Loading ...
Tutti proviamo a raccontare storie. Il fatto è che non tutti riusciamo a farlo alla stessa maniera. C’è chi riesce a farlo che è una meraviglia, chi riesce a farlo che pare sia nato per non fare altro, chi ti inchioda con una frase e tu sai, sin dall’inizio, che resterai ad ascoltarlo, fosse pure per ore, non importa.
C’è chi riesce a farlo che gli vien naturale e, così, inizia a scrivere.
Come Gabriel Garcia Màrquez.
Allora, quando qualcuno come lui muore, sai che ci son storie che andranno perdute per sempre, con lui. Storie che non potrà più raccontarti e che resteranno nascoste tra le strade colorate di una città lontana e cieli troppo distanti da raggiungere senza l’aiuto d’inchiostro e carta.
Poi, però, pensi a quelle storie che ha avuto il tempo di raccontare, quelle che gli sono valse un Premio Nobel per la letteratura nel 1982, quelle che profumano di terra, di radici, di vita vera e di fantasia, quelle che, per fortuna, possiamo ancora custodire, possiamo proteggere, possiamo leggere e rileggere e raccontare ancora.
Quando qualcuno come lui muore, quando una voce così va via, sai che al mondo ci sarà un po’ meno magia, un po’ meno luce.
Marquez, colombiano, classe 1927, fu anche un giornalista, impegnato nel sociale e nella lotta politica. Molto vicino alle vicende che segnarono l’America Latina negli anni Sessanta e Settanta, grande amico di Fidel Castro e grande oppositore del dittatore cileno Augusto Pinochet.
Tra i romanzi che lo hanno reso uno dei più grandi scrittori sudamericani, e non solo, ricordiamo “Cent’anni di solitudine”, pubblicato nel 1967, che narra la storia di una famiglia, i Buendia, attraverso le sue generazioni, attraverso le sue solitudini, persa in un immobile, stagnante incapacità di andare avanti, di cambiare, di andar via. Altro suo grande successo fu “L’amore ai tempi del colera”, da cui è stato tratto, nel 2007, l’omonimo film con protagonisti Giovanna Mezzogiorno e Javier Bardem, e che racconta di un amore ostinato come pochi, di un amore che non subisce l’usura del tempo, che è paziente e vero. E poi “Dell’amore e di altri demoni”, “Memorie delle mie puttane tristi”, “Cronaca di una morte annunciata”, tutti destinati a diventare capolavori letterari mondiali.

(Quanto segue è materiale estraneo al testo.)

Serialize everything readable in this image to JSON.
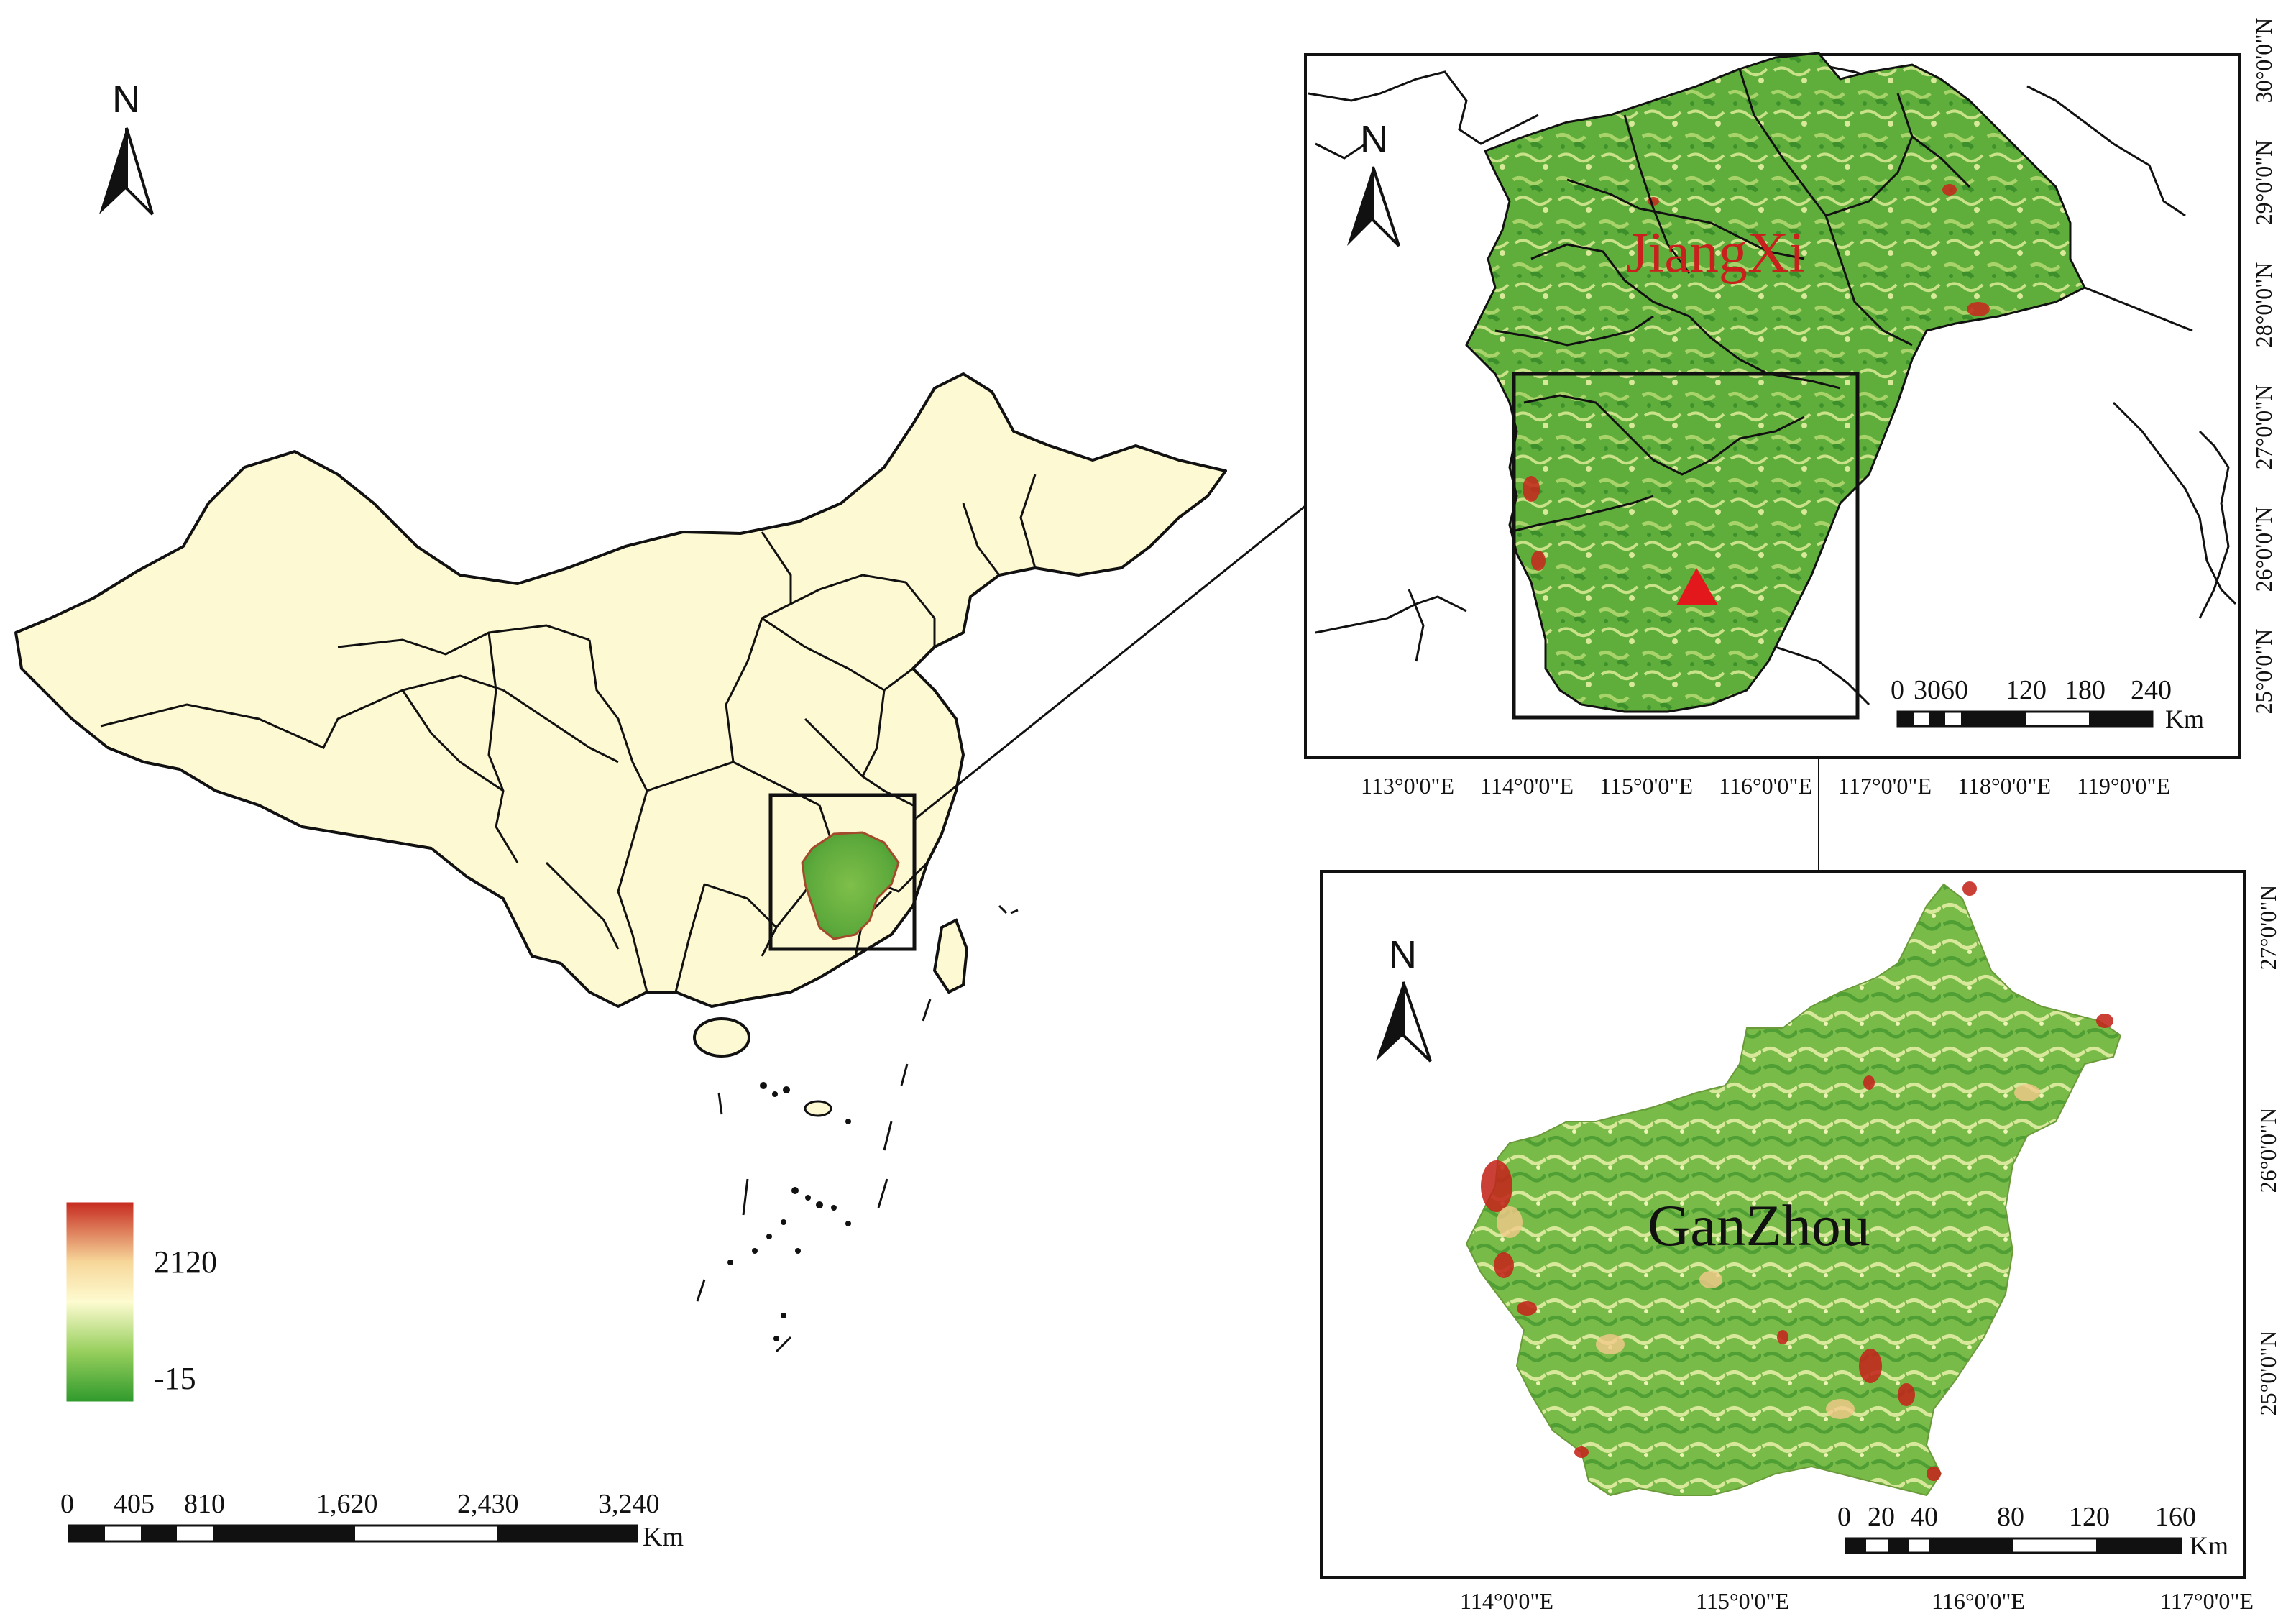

Se non avete mai avuto modo di leggere di Gabriel Garcia Màrquez, non perdetevi d’animo, anzi. Non è mai troppo tardi per innamorarsi, per aprire un libro e perdercisi dentro, c’è sempre tempo per ascoltare altre vite, per vivere altre storie, per sentirsi un po’ più ricchi di ieri.
Il miglior modo per rincontrarlo ogni volta è leggere i suoi libri, il miglior modo per celebrarlo è ricordarsi di lui e della magia di cui, ad ogni pagina, ci ha fatto dono.